Citing attorney misconduct, a California federal judge overturned a jury award decision that would have required Gilead Sciences to pay $200 million in damages to pharmaceutical giant Merck.
The case involved a patent lawsuit that claimed that Gilead had developed sofosbuvir-based hepatitis C drugs, including the block buster Sovaldi, using patents held by Merck and Ionis Pharmaceuticals. It was heard in the United States District Court North District of California in San Jose.
The court found a “pervasive pattern of misconduct by Merck and its agents constituting unclean hands,” which rendered Merck’s patents unenforceable,” US District Judge Beth Labson Freeman wrote in a 65-page ruling issued earlier this month. The court order bars Merck from asserting its two patents against Gilead and states that Merck “shall take nothing by this suit.”
In April, Merck won a $200 million jury award that covered compensation for infringement on patents through the end of last year for money made from Sovaldi and Harvoni, another Gilead hepatitis C drug. In the suit, Merck had argued that compounds and methods granted in two of its patents enabled significant advances in treatment of the hepatitis C virus. Originally, the two pharmaceutical companies went to court because Gilead filed a lawsuit in an effort to invalidate Merck’s patent and damages claims and demonstrate that Gilead had sole legal right to commercialize sofosbuvir-containing products.

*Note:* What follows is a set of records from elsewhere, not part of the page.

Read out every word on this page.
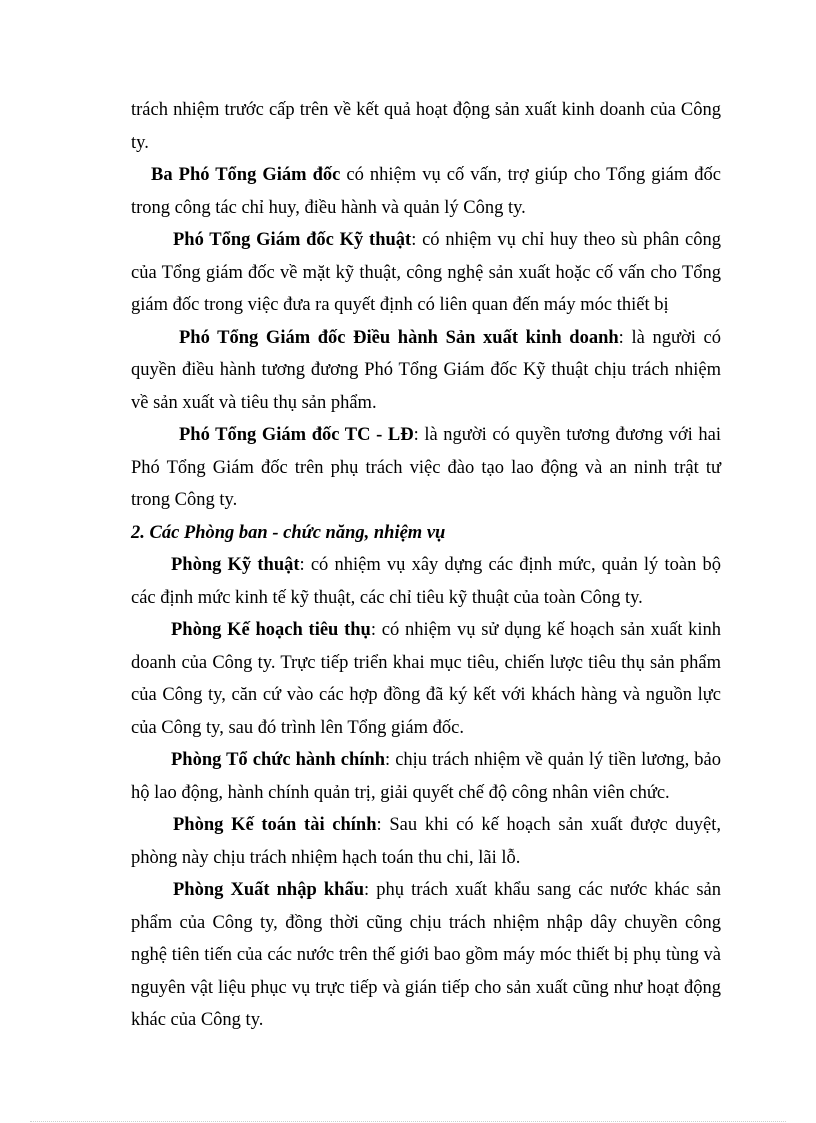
trách nhiệm trước cấp trên về kết quả hoạt động sản xuất kinh doanh của Công ty.

Ba Phó Tổng Giám đốc có nhiệm vụ cố vấn, trợ giúp cho Tổng giám đốc trong công tác chỉ huy, điều hành và quản lý Công ty.

Phó Tổng Giám đốc Kỹ thuật: có nhiệm vụ chỉ huy theo sù phân công của Tổng giám đốc về mặt kỹ thuật, công nghệ sản xuất hoặc cố vấn cho Tổng giám đốc trong việc đưa ra quyết định có liên quan đến máy móc thiết bị

Phó Tổng Giám đốc Điều hành Sản xuất kinh doanh: là người có quyền điều hành tương đương Phó Tổng Giám đốc Kỹ thuật chịu trách nhiệm về sản xuất và tiêu thụ sản phẩm.

Phó Tổng Giám đốc TC - LĐ: là người có quyền tương đương với hai Phó Tổng Giám đốc trên phụ trách việc đào tạo lao động và an ninh trật tư trong Công ty.

2. Các Phòng ban - chức năng, nhiệm vụ

Phòng Kỹ thuật: có nhiệm vụ xây dựng các định mức, quản lý toàn bộ các định mức kinh tế kỹ thuật, các chỉ tiêu kỹ thuật của toàn Công ty.

Phòng Kế hoạch tiêu thụ: có nhiệm vụ sử dụng kế hoạch sản xuất kinh doanh của Công ty. Trực tiếp triển khai mục tiêu, chiến lược tiêu thụ sản phẩm của Công ty, căn cứ vào các hợp đồng đã ký kết với khách hàng và nguồn lực của Công ty, sau đó trình lên Tổng giám đốc.

Phòng Tổ chức hành chính: chịu trách nhiệm về quản lý tiền lương, bảo hộ lao động, hành chính quản trị, giải quyết chế độ công nhân viên chức.

Phòng Kế toán tài chính: Sau khi có kế hoạch sản xuất được duyệt, phòng này chịu trách nhiệm hạch toán thu chi, lãi lỗ.

Phòng Xuất nhập khẩu: phụ trách xuất khẩu sang các nước khác sản phẩm của Công ty, đồng thời cũng chịu trách nhiệm nhập dây chuyền công nghệ tiên tiến của các nước trên thế giới bao gồm máy móc thiết bị phụ tùng và nguyên vật liệu phục vụ trực tiếp và gián tiếp cho sản xuất cũng như hoạt động khác của Công ty.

In late 2013, the Food and Drug Administration granted Gilead approval for sofosbuvir, marketed as Sovaldi, which quickly became a game changer in the world of hepatitis C treatments, earning Gilead billions in profits. The drug is one of a handful of new hepatitis C drugs to hit the market that have higher cure rates and work faster with fewer serious side effects than traditional treatments.
In the latest round of the legal battle, the court found that there was attorney misconduct by Merck including instances of lying under oath at deposition and trial. The misconduct involved misuse of confidential proprietary information obtained during a phone call with employees from Pharmasset, a company acquired by Gilead.
“Candor and honesty define the contours of the legal system. When a company allows and supports its own attorney to violate these principles, it shares the consequences of those actions,” Judge Freeman wrote in the order reversing the award for patent infringement. “Here, Merck’s patent attorney, responsible for prosecuting the patents-in-suit, was dishonest and duplicitous in his actions with Pharmasset, with Gilead and with this Court, thus crossing the line to egregious misconduct. Merck is guilty of unclear hands and forfeits its right to prosecute this action against Gilead.”
Meanwhile the hepatitis C treatment race continues among pharmaceutical companies, with the recent FDA decision to approve Gilead’s Epclusa. In January, Merck was granted FDA approval for its new hepatitis C drug called Zepatier.